We decided that it would be helpful to others to start posting the reasons why we pass on specific projects or specific areas. As with every investment decision, saying NO has the same risks as saying YES, so why treat those two differently?
The first project we will want to talk about is Solana.
When we were pitched Solana, we heard all the “technical” fundamentals of an “ethereum killer”:
⁃ High TPS
⁃ Cheap gas fees
⁃ Yield for staking
⁃ ….
Let’s break down how exactly why the above characteristics need to be thought better before making an investment decision based on what “could be the next ethereum”:
High TPS means way less security, and definitely, TPS != finality. For a blockchain not to be fast, it needs to compromise some of its decentralized characteristics. How do you achieve high TPS and finality among thousands of nodes running in different hardware across the globe? Increasing the block size means having more transactions in every block. Still, it also means that these blocks need more time to get validated, have much more expensive hardware (less affordable), and are more centralized (because there is a physical distance between two nodes running in Asia and the US). On top of that, you will be filling up space (bigger blocks and more blocks -> wasted space, especially if there are no transactions in them).
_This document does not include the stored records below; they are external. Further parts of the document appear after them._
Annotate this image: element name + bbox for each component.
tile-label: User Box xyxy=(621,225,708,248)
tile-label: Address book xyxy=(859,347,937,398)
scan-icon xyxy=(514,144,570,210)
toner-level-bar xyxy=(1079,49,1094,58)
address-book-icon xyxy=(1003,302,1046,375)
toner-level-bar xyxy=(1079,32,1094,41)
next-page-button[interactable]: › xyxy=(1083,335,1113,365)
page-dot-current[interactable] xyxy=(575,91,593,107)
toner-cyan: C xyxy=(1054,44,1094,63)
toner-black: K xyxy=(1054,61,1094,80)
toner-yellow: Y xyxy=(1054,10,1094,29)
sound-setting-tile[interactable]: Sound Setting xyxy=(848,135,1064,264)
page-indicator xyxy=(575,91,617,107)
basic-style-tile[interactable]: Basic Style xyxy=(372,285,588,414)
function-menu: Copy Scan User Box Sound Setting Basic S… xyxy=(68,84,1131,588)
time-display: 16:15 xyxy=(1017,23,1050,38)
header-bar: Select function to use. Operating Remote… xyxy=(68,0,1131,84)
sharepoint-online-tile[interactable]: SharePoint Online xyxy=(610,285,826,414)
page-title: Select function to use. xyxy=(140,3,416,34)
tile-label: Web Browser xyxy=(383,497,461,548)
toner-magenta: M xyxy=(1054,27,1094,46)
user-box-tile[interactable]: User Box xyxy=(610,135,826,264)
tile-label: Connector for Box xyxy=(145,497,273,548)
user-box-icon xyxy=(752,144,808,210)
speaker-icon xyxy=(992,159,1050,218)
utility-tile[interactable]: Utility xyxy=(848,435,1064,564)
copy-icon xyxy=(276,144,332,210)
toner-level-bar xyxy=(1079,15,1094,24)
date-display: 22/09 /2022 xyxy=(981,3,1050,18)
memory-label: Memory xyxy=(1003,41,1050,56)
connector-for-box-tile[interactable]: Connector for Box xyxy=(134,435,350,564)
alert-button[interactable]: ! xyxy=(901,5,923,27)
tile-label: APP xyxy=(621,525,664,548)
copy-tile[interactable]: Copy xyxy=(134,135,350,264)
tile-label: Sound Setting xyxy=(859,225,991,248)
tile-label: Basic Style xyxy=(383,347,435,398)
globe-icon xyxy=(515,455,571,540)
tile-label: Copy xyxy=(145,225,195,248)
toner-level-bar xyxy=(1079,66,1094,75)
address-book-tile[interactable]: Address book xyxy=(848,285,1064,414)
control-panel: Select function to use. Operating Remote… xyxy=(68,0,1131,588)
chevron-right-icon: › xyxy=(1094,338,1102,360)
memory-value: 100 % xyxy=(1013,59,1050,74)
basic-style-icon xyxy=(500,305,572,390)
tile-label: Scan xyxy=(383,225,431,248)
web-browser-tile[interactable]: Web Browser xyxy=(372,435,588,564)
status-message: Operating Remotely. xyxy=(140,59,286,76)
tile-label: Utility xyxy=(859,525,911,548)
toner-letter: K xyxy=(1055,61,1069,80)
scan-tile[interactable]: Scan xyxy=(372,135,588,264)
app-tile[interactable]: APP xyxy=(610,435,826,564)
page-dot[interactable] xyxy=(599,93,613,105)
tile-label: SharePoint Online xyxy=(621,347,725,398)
Cheaper comes from bigger blocks (less competition for block space) and, of course, design decisions. This is not bad but needs to be put into the context of how you maintain cheap at scale. Unfortunately, there is no answer to this.
Yield. There is a lesson in life that either you learn early or you don’t: There is no such thing as free lunch. Yield means inflation. Inflation means higher prices (or less value of the underlying asset). You will get dumped from those in the game earlier whenever there is a high yield. Expecting that, at some point, it will become deflationary is just wishful thinking.
We look for answers to the above points when we talk to L1 blockchains teams, and Solana did not have satisfying answers for the above, so it was a red flag on the technical side.
On the non-technical side now. Solana - and to be fair, most of the L1s we see - have a ton of pre-mined tokens issued to the investors. This is, by definition, security (by US law). SOL and the rest will never be coins. They are just another form of liquid securities.
Finally. The plan to gain adoption. There was non-other than just bribing the developer with free tokens.